It is easy to understand the Infamous Quote and we all here must agree with Luke's intent in posting it. Peter's questions and Vera's comment led me to do more digging. This was a story from modern times published in 2000. The anthropologists were on-site in the 1990s.
To speak to Peter's questions and VSD's irony, linguistically, the concept of "ownership" began with individual possession and control. The idea that the village or the king "owns" you came much later. That is not the same thing as saying that you "belong to" a tribe in the same sense that apples belong to the class of objects called fruit. We discussed here before "The Success of the WEIRD People" (Western, educated, industrialized, rational, democratic). (On RoR here and here; on my blog more fully here.) A project of ten teams of anthropologists went out into marginalized ("primitive") societies and administered standard survey instruments to gauge their attitudes. We are special. But among the ranges of other behaviors, they found a tribe where hunters bring home the prey to share but also at least one where hunters come back after dark so that they do not have to share. The point is that whatever we find now may or may not be how these people always were. Likely, they were not. From your grandfather to your grandchild is five generations. That is the limit of verbal knowledge.

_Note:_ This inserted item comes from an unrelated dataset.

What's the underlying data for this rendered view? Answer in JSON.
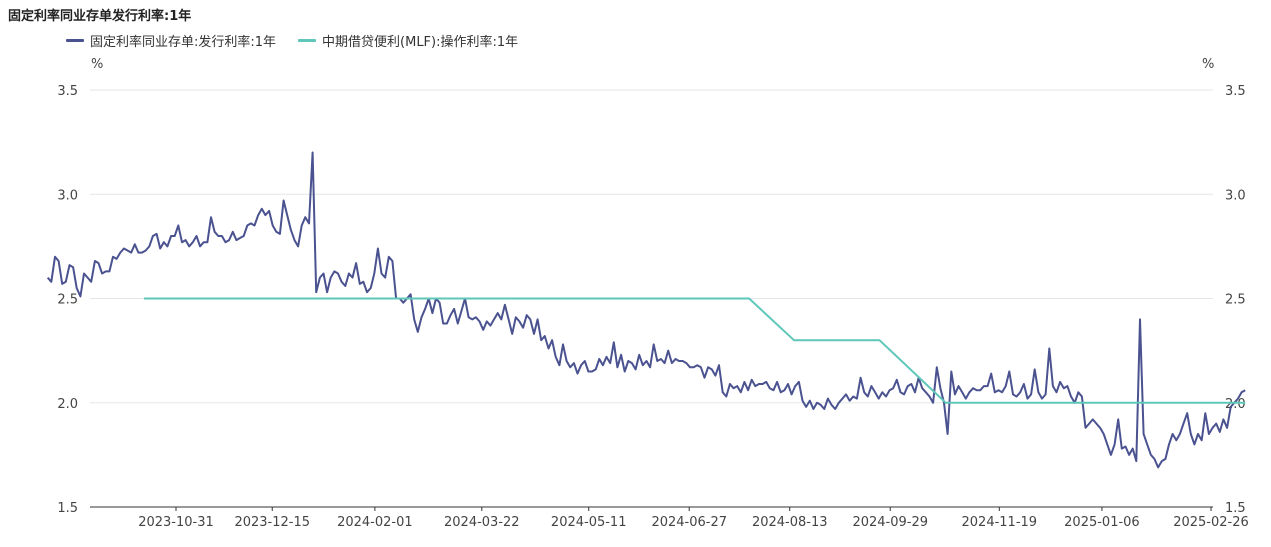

Note, however, also, that these Bima peoples apparently had writing about the 15th century, at least. Moreover, they established a commercial hegemony of their own before being overthrown by the Dutch c. 1617. You cannot have maritime commerce without sophisticated concepts of ownership, property, and justice.
Also, while it does seem to contravene our expectations for objective law, it is not unknown in our society. It is called plea bargaining. Some Objectivists call for a "continental" or "civil law" society: the legislature defines the laws in excruciating detail. The purpose of the court is to see if the case fits the law. You killed my dog, but there is no law against killing dogs, so you go free. In the English system of bench-made law, the judge (with jury) is an adjudicator who discovers whether and to what extent the law fits the case. You killed my dog -- and in so doing, you violated my right to property; and there is a law against that. Whether plea bargaining would be allowed in an Objectivist society is an interesting question.